KD, Joy, and mugwump, you guys are making it seem worthwhile to keep working on #11. And still learning--its a great suggestion. I'm hampered by the fact that I have a hard time putting Gail's horses in danger, even on the page. I have done the "horses murdered for the insurance money" plot though. I won't tell you in which book--it might spoil the story if you ever read it. Many of my plots are taken from stuff that's happened in real life. Life is inevitably full of stuff that is too unbelievable to even put in a work of fiction. I find plenty of material in the local horse world, believe me.

mugwump said...

joy-we all know what an asshat is. Now we just need to define agat-hat.

Joy said...
This comment has been removed by the author.
Joy said...

If you figure it mugwump, let me know, cause I have no idea!

Jami Davenport said...

Laura, I hate doing the first draft. Once that's done, I love going back and editing and layering in the character's personalities and the emotions.

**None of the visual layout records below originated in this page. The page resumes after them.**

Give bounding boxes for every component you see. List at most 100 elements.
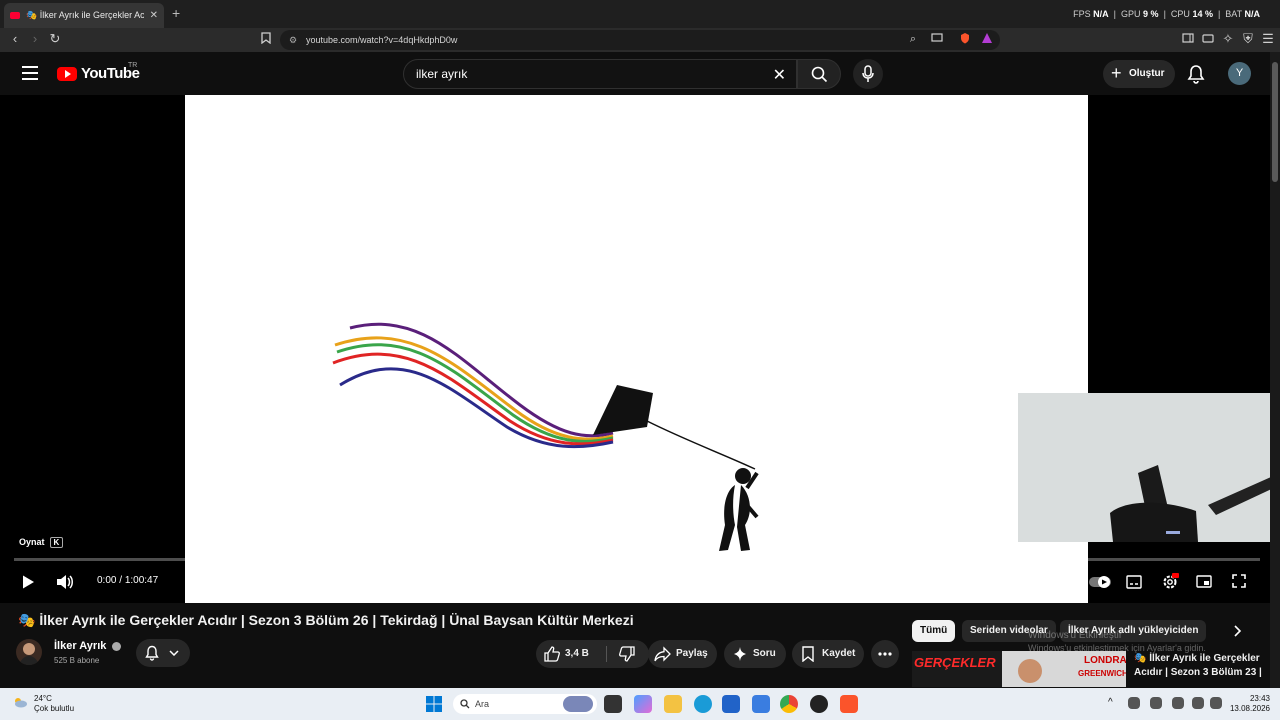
create-button[interactable]: Oluştur	[1103, 59, 1175, 88]
new-tab-button[interactable]: +	[172, 5, 180, 21]
settings-gear-icon[interactable]	[1161, 573, 1179, 591]
next-video-thumbnail[interactable]: GERÇEKLER LONDRA GREENWICH	[912, 651, 1126, 687]
guide-menu-icon[interactable]	[22, 66, 38, 80]
watermark-line1: Windows'u Etkinleştir	[1028, 630, 1123, 641]
weather-condition: Çok bulutlu	[34, 704, 75, 713]
tab-close-icon[interactable]: ✕	[150, 10, 158, 21]
sidebar-toggle-icon[interactable]	[1181, 32, 1195, 46]
notifications-bell-icon[interactable]	[1187, 64, 1205, 89]
country-code: TR	[128, 62, 138, 69]
scrollbar-thumb[interactable]	[1272, 62, 1278, 182]
cast-icon[interactable]	[930, 32, 944, 46]
forward-icon[interactable]: ›	[28, 32, 42, 46]
edge-icon[interactable]	[694, 695, 712, 713]
menu-icon[interactable]: ☰	[1261, 32, 1275, 46]
thumb-text-londra: LONDRA	[1084, 655, 1126, 666]
leo-ai-icon[interactable]: ✧	[1221, 32, 1235, 46]
bookmark-icon[interactable]	[259, 32, 273, 46]
tooltip-shortcut-key: K	[49, 537, 64, 548]
bell-icon	[145, 645, 159, 661]
reload-icon[interactable]: ↻	[48, 32, 62, 46]
channel-avatar[interactable]	[16, 639, 42, 665]
save-button[interactable]: Kaydet	[792, 640, 864, 668]
windows-taskbar: 24°C Çok bulutlu Ara ^ 23:43 13.08.2026	[0, 688, 1280, 720]
page-scrollbar[interactable]	[1270, 52, 1280, 688]
tray-network-icon[interactable]	[1192, 697, 1204, 709]
weather-widget[interactable]: 24°C Çok bulutlu	[12, 694, 74, 714]
brave-shield-icon[interactable]	[958, 32, 972, 46]
more-actions-button[interactable]	[871, 640, 899, 668]
youtube-favicon-icon	[10, 12, 20, 19]
duration: 1:00:47	[124, 575, 159, 586]
tray-volume-icon[interactable]	[1210, 697, 1222, 709]
chip-all[interactable]: Tümü	[912, 620, 956, 642]
microsoft-store-icon[interactable]	[722, 695, 740, 713]
browser-toolbar: ‹ › ↻ ⚙ youtube.com/watch?v=4dqHkdphD0w …	[0, 28, 1280, 52]
tray-mic-icon[interactable]	[1172, 697, 1184, 709]
taskbar-search-placeholder: Ara	[475, 699, 490, 709]
cpu-value: 14 %	[1192, 9, 1213, 19]
chrome-icon[interactable]	[780, 695, 798, 713]
site-info-icon[interactable]: ⚙	[289, 30, 297, 50]
rewards-icon[interactable]	[980, 32, 994, 46]
voice-search-button[interactable]	[853, 59, 883, 89]
subscribed-notifications-button[interactable]	[136, 639, 190, 667]
time-separator: /	[116, 575, 125, 586]
subtitles-icon[interactable]	[1126, 575, 1142, 589]
account-avatar[interactable]: Y	[1228, 62, 1251, 85]
outlook-icon[interactable]	[752, 695, 770, 713]
ask-button[interactable]: Soru	[724, 640, 786, 668]
tray-cloud-icon[interactable]	[1150, 697, 1162, 709]
brave-browser-icon[interactable]	[840, 695, 858, 713]
miniplayer-icon[interactable]	[1196, 575, 1212, 588]
progress-bar[interactable]	[14, 558, 1260, 561]
taskbar-clock[interactable]: 23:43 13.08.2026	[1228, 694, 1270, 714]
share-button[interactable]: Paylaş	[648, 640, 717, 668]
video-frame[interactable]	[185, 95, 1088, 603]
search-highlight-image	[563, 696, 593, 712]
next-video-title[interactable]: 🎭 İlker Ayrık ile Gerçekler Acıdır | Sez…	[1134, 652, 1270, 680]
tray-sync-icon[interactable]	[1128, 697, 1140, 709]
share-label: Paylaş	[676, 648, 708, 659]
chevron-right-icon[interactable]	[1234, 625, 1242, 637]
search-icon	[460, 699, 470, 709]
task-view-icon[interactable]	[604, 695, 622, 713]
gpu-label: GPU	[1121, 9, 1141, 19]
webcam-overlay	[1018, 393, 1280, 542]
search-input[interactable]: ilker ayrık ✕	[403, 59, 797, 89]
youtube-logo[interactable]: YouTube TR	[57, 62, 140, 82]
kite-animation-image	[332, 322, 759, 551]
cloudy-weather-icon	[15, 698, 27, 708]
verified-badge-icon	[112, 641, 122, 651]
tooltip-label: Oynat	[19, 537, 45, 547]
file-explorer-icon[interactable]	[664, 695, 682, 713]
search-button[interactable]	[797, 59, 841, 89]
browser-tab[interactable]: 🎭 İlker Ayrık ile Gerçekler Acıdır ✕	[4, 3, 164, 28]
fullscreen-icon[interactable]	[1232, 574, 1246, 588]
sparkle-icon	[734, 647, 746, 661]
microphone-icon	[862, 65, 874, 82]
copilot-icon[interactable]	[634, 695, 652, 713]
taskbar-search[interactable]: Ara	[453, 694, 597, 714]
zoom-icon[interactable]: ⌕	[906, 32, 920, 46]
like-button[interactable]: 3,4 B	[536, 640, 606, 668]
autoplay-toggle-icon[interactable]	[1088, 575, 1112, 589]
channel-name-text: İlker Ayrık	[54, 640, 107, 652]
wallet-icon[interactable]	[1201, 32, 1215, 46]
volume-icon[interactable]	[56, 574, 74, 590]
dislike-button[interactable]	[607, 640, 649, 668]
chevron-down-icon	[169, 650, 179, 656]
channel-name[interactable]: İlker Ayrık	[54, 640, 122, 652]
search-icon	[811, 66, 828, 83]
clear-search-icon[interactable]: ✕	[773, 65, 786, 85]
youtube-header: YouTube TR ilker ayrık ✕ Oluştur Y	[0, 52, 1270, 96]
search-query: ilker ayrık	[416, 67, 468, 81]
obs-icon[interactable]	[810, 695, 828, 713]
back-icon[interactable]: ‹	[8, 32, 22, 46]
windows-start-icon[interactable]	[426, 696, 442, 712]
cpu-label: CPU	[1170, 9, 1190, 19]
tray-chevron-icon[interactable]: ^	[1108, 697, 1113, 708]
play-icon[interactable]	[20, 574, 36, 590]
address-bar[interactable]: ⚙ youtube.com/watch?v=4dqHkdphD0w	[280, 30, 1000, 50]
vpn-icon[interactable]: ⛨	[1241, 32, 1255, 46]
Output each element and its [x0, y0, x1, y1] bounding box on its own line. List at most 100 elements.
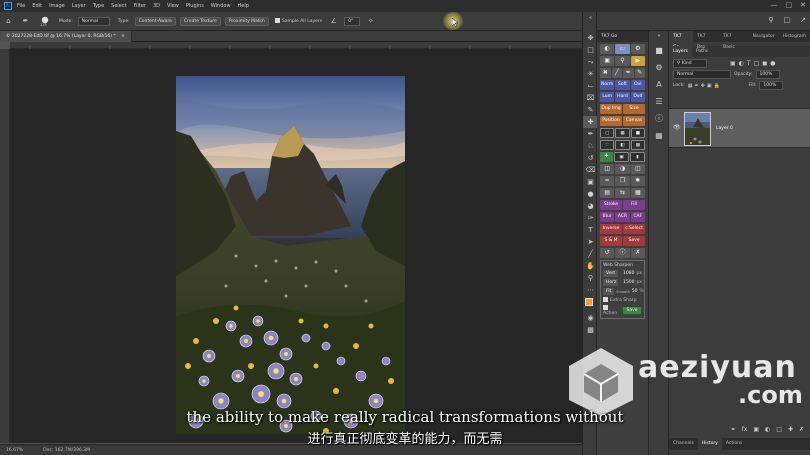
lock-icons[interactable]: ▦✒✥▣🔒 — [688, 83, 722, 89]
extra-sharp-checkbox[interactable]: Extra Sharp — [603, 297, 636, 303]
tk7-fill-icon[interactable]: ▩ — [630, 140, 645, 150]
create-texture-button[interactable]: Create Texture — [179, 16, 221, 26]
tab-tk7-go[interactable]: TK7 Go — [669, 31, 693, 50]
tk7-dup-img-button[interactable]: Dup Img — [600, 104, 622, 114]
tk7-soft-button[interactable]: Soft — [615, 80, 630, 90]
zoom-level[interactable]: 16.67% — [6, 448, 23, 453]
menu-file[interactable]: File — [17, 3, 25, 9]
menu-type[interactable]: Type — [93, 3, 104, 9]
tk7-doc-icon[interactable]: ▤ — [600, 188, 615, 198]
tk7-acr-button[interactable]: ACR — [615, 212, 630, 222]
swatches-icon[interactable]: ▦ — [649, 127, 669, 144]
stamp-tool-icon[interactable]: ♘ — [583, 140, 598, 152]
close-icon[interactable]: ✕ — [800, 1, 806, 9]
tab-layers[interactable]: Layers — [669, 46, 692, 57]
tk7-col-icon[interactable]: ▮ — [630, 152, 645, 162]
move-tool-icon[interactable]: ✥ — [583, 32, 598, 44]
layer-row[interactable]: 👁 Layer 0 — [669, 108, 810, 148]
tk7-square-icon[interactable]: □ — [600, 128, 615, 138]
web-save-button[interactable]: Save — [623, 307, 641, 314]
healing-tool-icon[interactable]: ✚ — [583, 116, 598, 128]
tk7-wand-icon[interactable]: ✸ — [630, 176, 645, 186]
tk7-trash-icon[interactable]: ✗ — [630, 248, 645, 258]
layer-name[interactable]: Layer 0 — [716, 126, 733, 131]
filter-icons[interactable]: ▣◐T□◼● — [730, 60, 778, 67]
learn-icon[interactable]: ■ — [649, 42, 669, 59]
tk7-dvd-button[interactable]: Dvd — [630, 92, 645, 102]
tab-paths[interactable]: Paths — [692, 46, 712, 57]
tk7-clone-icon[interactable]: ❒ — [615, 176, 630, 186]
gradient-icon[interactable]: ▣ — [583, 176, 598, 188]
tk7-split-icon[interactable]: ◧ — [615, 140, 630, 150]
tk7-box-icon[interactable]: ▣ — [614, 152, 629, 162]
menu-3d[interactable]: 3D — [153, 3, 160, 9]
horz-value[interactable]: 1500 — [620, 280, 634, 285]
minimize-icon[interactable]: — — [771, 1, 778, 9]
menu-filter[interactable]: Filter — [134, 3, 146, 9]
tk7-frame-icon[interactable]: ■ — [630, 128, 645, 138]
eraser-icon[interactable]: ⌫ — [583, 164, 598, 176]
pressure-size-icon[interactable]: ✧ — [365, 16, 376, 27]
content-aware-button[interactable]: Content-Aware — [134, 16, 176, 26]
tk7-c-select-button[interactable]: c Select — [623, 224, 645, 234]
menu-plugins[interactable]: Plugins — [186, 3, 204, 9]
tk7-bucket-icon[interactable]: ◫ — [630, 164, 645, 174]
pen-tool-icon[interactable]: ✑ — [583, 212, 598, 224]
crop-tool-icon[interactable]: ⌙ — [583, 80, 598, 92]
tk7-arrows-icon[interactable]: ⇆ — [615, 188, 630, 198]
tk7-ovl-button[interactable]: Ovl — [630, 80, 645, 90]
hand-tool-icon[interactable]: ✋ — [583, 260, 598, 272]
tk7-wave-icon[interactable]: ≈ — [600, 176, 615, 186]
tk7-play-icon[interactable]: ▶ — [630, 56, 645, 66]
document-tab[interactable]: © 2027228-EdD.tif @ 16.7% (Layer 0, RGB/… — [0, 31, 132, 42]
tk7-info-icon[interactable]: ⓘ — [615, 248, 630, 258]
smooth-value[interactable]: 50 — [632, 289, 638, 294]
workspace-icon[interactable]: □ — [784, 16, 791, 24]
blur-tool-icon[interactable]: ● — [583, 188, 598, 200]
tk7-slash-icon[interactable]: ╱ — [611, 68, 622, 78]
mode-select[interactable]: Normal — [77, 16, 110, 26]
maximize-icon[interactable]: □ — [786, 1, 793, 9]
fit-button[interactable]: Fit — [603, 288, 615, 295]
tk7-grid-icon[interactable]: ▦ — [615, 128, 630, 138]
tab-histogram[interactable]: Histogram — [779, 31, 810, 42]
brush-size-picker[interactable]: 125 — [37, 16, 53, 27]
tk7-dots-icon[interactable]: ∷ — [600, 140, 615, 150]
share-icon[interactable]: ↗ — [800, 16, 806, 24]
tk7-cross-icon[interactable]: ✖ — [600, 68, 611, 78]
sample-all-layers-checkbox[interactable]: Sample All Layers — [274, 18, 322, 24]
marquee-tool-icon[interactable]: □ — [583, 44, 598, 56]
eyedropper-icon[interactable]: ✎ — [583, 104, 598, 116]
zoom-tool-icon[interactable]: ⚲ — [583, 272, 598, 284]
menu-view[interactable]: View — [167, 3, 179, 9]
expand-icon[interactable]: » — [649, 31, 669, 42]
document-image[interactable] — [176, 76, 405, 434]
tk7-save-button[interactable]: Save — [623, 236, 645, 246]
type-tool-icon[interactable]: T — [583, 224, 598, 236]
close-tab-icon[interactable]: × — [121, 34, 125, 39]
vert-button[interactable]: Vert — [603, 270, 618, 277]
brush-tool-icon[interactable]: ✒ — [583, 128, 598, 140]
angle-field[interactable]: 0° — [344, 16, 361, 26]
menu-layer[interactable]: Layer — [72, 3, 86, 9]
screen-mode-icon[interactable]: ▩ — [583, 324, 598, 336]
tk7-edit-icon[interactable]: ✎ — [634, 68, 645, 78]
tk7-stroke-button[interactable]: Stroke — [600, 200, 622, 210]
home-icon[interactable]: ⌂ — [3, 16, 14, 27]
history-brush-icon[interactable]: ↺ — [583, 152, 598, 164]
fill-field[interactable]: 100% — [759, 81, 784, 90]
tk7-caf-button[interactable]: CAF — [630, 212, 645, 222]
tk7-tab[interactable]: TK7 Go — [597, 31, 648, 42]
tk7-mask-icon[interactable]: ◐ — [600, 44, 615, 54]
menu-select[interactable]: Select — [111, 3, 126, 9]
properties-icon[interactable]: ☰ — [649, 93, 669, 110]
tk7-select-icon[interactable]: ▣ — [600, 56, 615, 66]
quick-mask-icon[interactable]: ◉ — [583, 312, 598, 324]
horz-button[interactable]: Horz — [603, 279, 618, 286]
tab-tk7-basic[interactable]: TK7 Basic — [719, 31, 749, 50]
menu-window[interactable]: Window — [211, 3, 231, 9]
blend-mode-select[interactable]: Normal — [673, 70, 731, 79]
collapse-icon[interactable]: « — [583, 12, 598, 24]
vert-value[interactable]: 1080 — [620, 271, 634, 276]
tk7-gear-icon[interactable]: ⚙ — [630, 44, 645, 54]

I love writing the first three chapters. In fact, I'm the queen of the first three chapters. Now if I could only write the 2nd half of a book as well as the first half. Unfortunately, I get impatient to finish it then I don't do nearly as good of a job.

Like you, I'm procrastinating. I'm almost done with my current WIP, yet here I am, commenting on posts, checking My Space, etc.

The Gift Horse took me FOREVER to finish for some reason. It has a mystery in it, too, though it's primarily romance.

BobbieNoSocks said...

I'm glad you're blogging. Just self published my first novel... You're helping me ... that's for sure.